Aparicio Avendaño, originario de Chiapas, fungió como titular de la Policía Estatal Única (posteriormente Comisión Estatal de Seguridad) en el gobierno de Javier Corral Jurado (2016-2021). Fue nombrado en noviembre de 2016 por el entonces gobernador, proveniente de las filas de la Policía Federal, y permaneció en el cargo hasta su renuncia en mayo de 2020, cuando argumentó su reincorporación a fuerzas federales (incluyendo un paso por la Guardia Nacional).
Tras su etapa en Chihuahua —donde enfrentó críticas por los altos índices de violencia y homicidios registrados durante su gestión—, Aparicio Avendaño ocupó diversos cargos en seguridad pública en otros estados: encargado de seguridad en Tulum (Quintana Roo), intentos fallidos o no concretados en Tamaulipas (vetado por Sedena según reportes), y actualmente se desempeña como Secretario de Seguridad del Pueblo (o titular de seguridad pública) en el gobierno de Chiapas.
De acuerdo con publicaciones periodísticas y difusión en redes sociales de marzo de 2026, una corporación de élite en Chiapas —dirigida precisamente por Aparicio Avendaño— habría sido señalada por supuestamente aparecer en la “nómina” del CJNG. El señalamiento incluye referencias a un video o material audiovisual que vincularía al exfuncionario de Corral con dichas estructuras, lo que ha generado cuestionamientos sobre su trayectoria y posibles responsabilidades políticas y penales del exgobernador Javier Corral por su designación en Chihuahua.
Hasta el momento no se han dado a conocer detalles oficiales de investigaciones formales por parte de autoridades federales o estatales que confirmen o desmientan plenamente la pertenencia a dicha nómina.

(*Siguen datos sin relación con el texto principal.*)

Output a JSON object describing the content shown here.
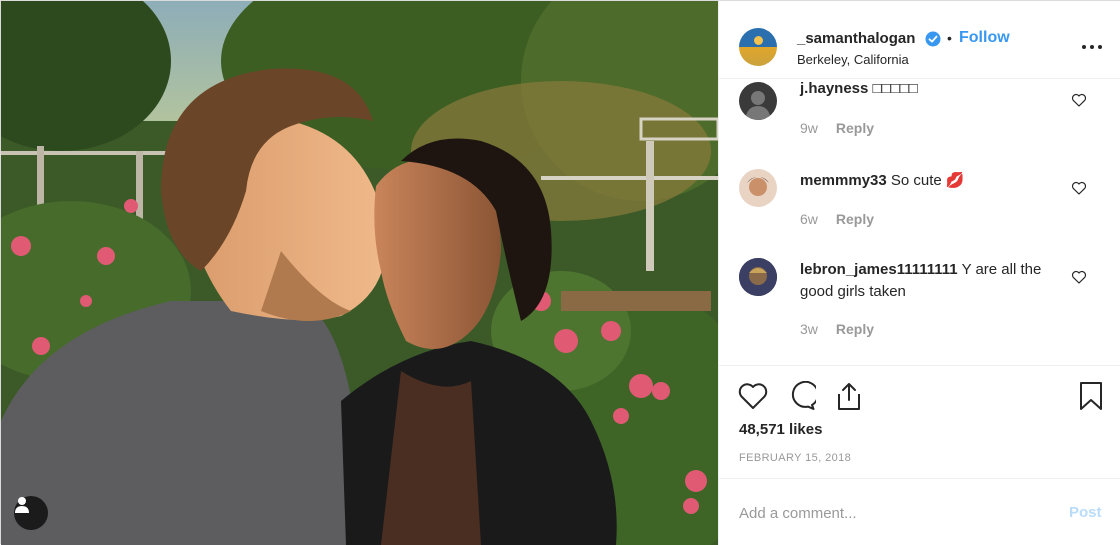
{
  "post": {
    "username": "_samanthalogan",
    "follow_label": "Follow",
    "separator": "•",
    "location": "Berkeley, California",
    "verified": true,
    "more_icon": "more-horizontal-icon"
  },
  "comments": [
    {
      "user": "j.hayness",
      "text": "□□□□□",
      "age": "9w",
      "reply_label": "Reply"
    },
    {
      "user": "memmmy33",
      "text": "So cute 💋",
      "age": "6w",
      "reply_label": "Reply"
    },
    {
      "user": "lebron_james11111111",
      "text": "Y are all the good girls taken",
      "age": "3w",
      "reply_label": "Reply"
    }
  ],
  "actions": {
    "like_icon": "heart-outline-icon",
    "comment_icon": "comment-bubble-icon",
    "share_icon": "share-upload-icon",
    "save_icon": "bookmark-icon"
  },
  "likes": "48,571 likes",
  "date": "FEBRUARY 15, 2018",
  "add_comment": {
    "placeholder": "Add a comment...",
    "post_label": "Post"
  },
  "colors": {
    "link": "#3897f0",
    "post_disabled": "#b9dcfb",
    "muted": "#999999",
    "text": "#262626"
  }
}
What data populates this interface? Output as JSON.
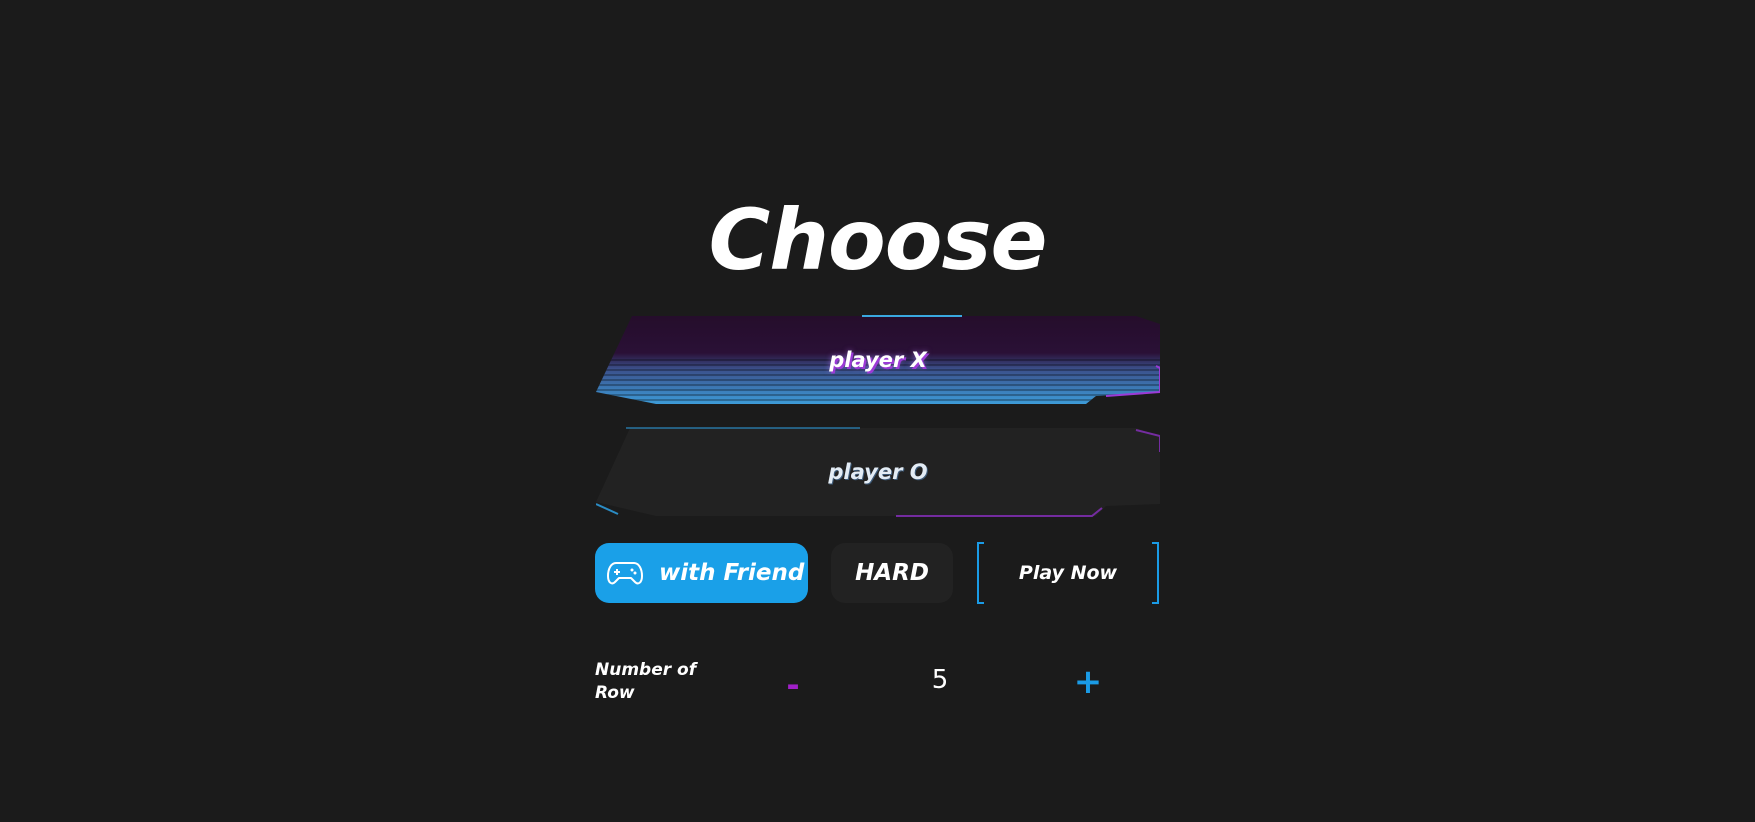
{
  "title": "Choose",
  "players": {
    "x_label": "player X",
    "o_label": "player O"
  },
  "controls": {
    "mode_label": "with Friend",
    "mode_icon": "gamepad-icon",
    "difficulty_label": "HARD",
    "play_label": "Play Now"
  },
  "rows": {
    "label": "Number of Row",
    "minus": "-",
    "value": "5",
    "plus": "+"
  },
  "colors": {
    "background": "#1b1b1b",
    "accent_blue": "#1aa0e8",
    "accent_purple": "#a020c8",
    "player_x_fill": "#250d2b"
  }
}
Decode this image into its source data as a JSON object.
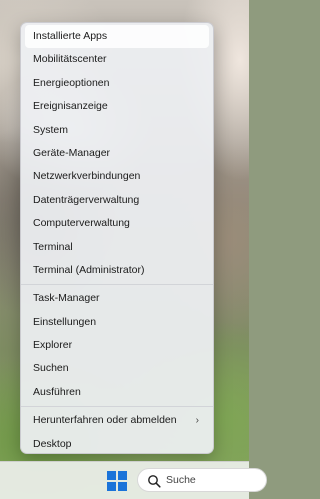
{
  "menu": {
    "group1": [
      {
        "label": "Installierte Apps"
      },
      {
        "label": "Mobilitätscenter"
      },
      {
        "label": "Energieoptionen"
      },
      {
        "label": "Ereignisanzeige"
      },
      {
        "label": "System"
      },
      {
        "label": "Geräte-Manager"
      },
      {
        "label": "Netzwerkverbindungen"
      },
      {
        "label": "Datenträgerverwaltung"
      },
      {
        "label": "Computerverwaltung"
      },
      {
        "label": "Terminal"
      },
      {
        "label": "Terminal (Administrator)"
      }
    ],
    "group2": [
      {
        "label": "Task-Manager"
      },
      {
        "label": "Einstellungen"
      },
      {
        "label": "Explorer"
      },
      {
        "label": "Suchen"
      },
      {
        "label": "Ausführen"
      }
    ],
    "group3": [
      {
        "label": "Herunterfahren oder abmelden",
        "chevron": "›"
      },
      {
        "label": "Desktop"
      }
    ]
  },
  "taskbar": {
    "search_label": "Suche",
    "start_icon": "windows-logo-icon",
    "search_icon": "search-icon",
    "accent": "#1a73d9"
  }
}
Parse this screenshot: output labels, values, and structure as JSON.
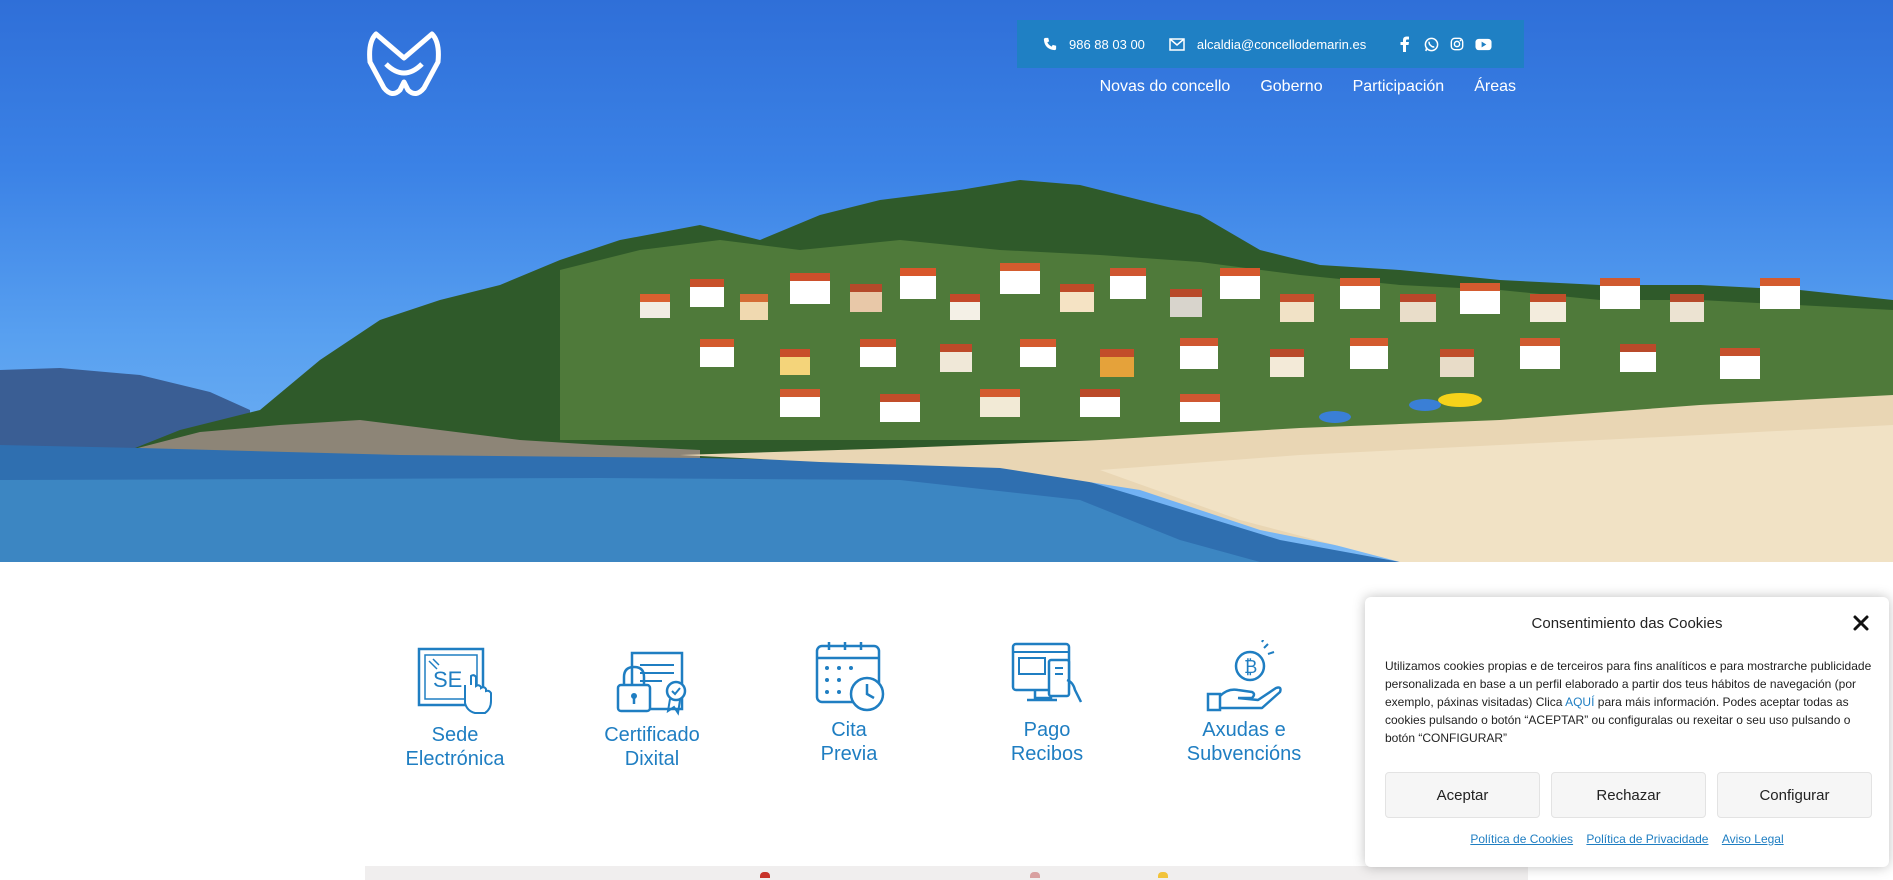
{
  "header": {
    "logo_icon": "concello-marin-m-logo",
    "contact": {
      "phone": "986 88 03 00",
      "email": "alcaldia@concellodemarin.es",
      "socials": [
        "facebook-icon",
        "whatsapp-icon",
        "instagram-icon",
        "youtube-icon"
      ]
    },
    "nav": [
      {
        "label": "Novas do concello"
      },
      {
        "label": "Goberno"
      },
      {
        "label": "Participación"
      },
      {
        "label": "Áreas"
      }
    ]
  },
  "services": [
    {
      "line1": "Sede",
      "line2": "Electrónica",
      "icon": "sede-electronica-icon"
    },
    {
      "line1": "Certificado",
      "line2": "Dixital",
      "icon": "certificado-icon"
    },
    {
      "line1": "Cita",
      "line2": "Previa",
      "icon": "calendar-clock-icon"
    },
    {
      "line1": "Pago",
      "line2": "Recibos",
      "icon": "payment-terminal-icon"
    },
    {
      "line1": "Axudas e",
      "line2": "Subvencións",
      "icon": "hand-coin-icon"
    }
  ],
  "cookie": {
    "title": "Consentimiento das Cookies",
    "text_before": "Utilizamos cookies propias e de terceiros para fins analíticos e para mostrarche publicidade personalizada en base a un perfil elaborado a partir dos teus hábitos de navegación (por exemplo, páxinas visitadas) Clica ",
    "text_link": "AQUÍ",
    "text_after": " para máis información. Podes aceptar todas as cookies pulsando o botón “ACEPTAR” ou configuralas ou rexeitar o seu uso pulsando o botón “CONFIGURAR”",
    "buttons": {
      "accept": "Aceptar",
      "reject": "Rechazar",
      "configure": "Configurar"
    },
    "links": {
      "cookies": "Política de Cookies",
      "privacy": "Política de Privacidade",
      "legal": "Aviso Legal"
    }
  },
  "colors": {
    "brand_blue": "#1f7ec2",
    "contact_bar": "#1f80c4"
  }
}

Fuentes periodísticas han señalado que el caso podría implicar delitos federales si se acredita cualquier nexo con grupos delictivos, aunque Aparicio ha mantenido una carrera en ascenso en áreas de seguridad en distintos gobiernos.
El tema revive cuestionamientos sobre los perfiles designados en mandos policiacos durante la administración Corral, periodo marcado por altos índices de violencia en el estado.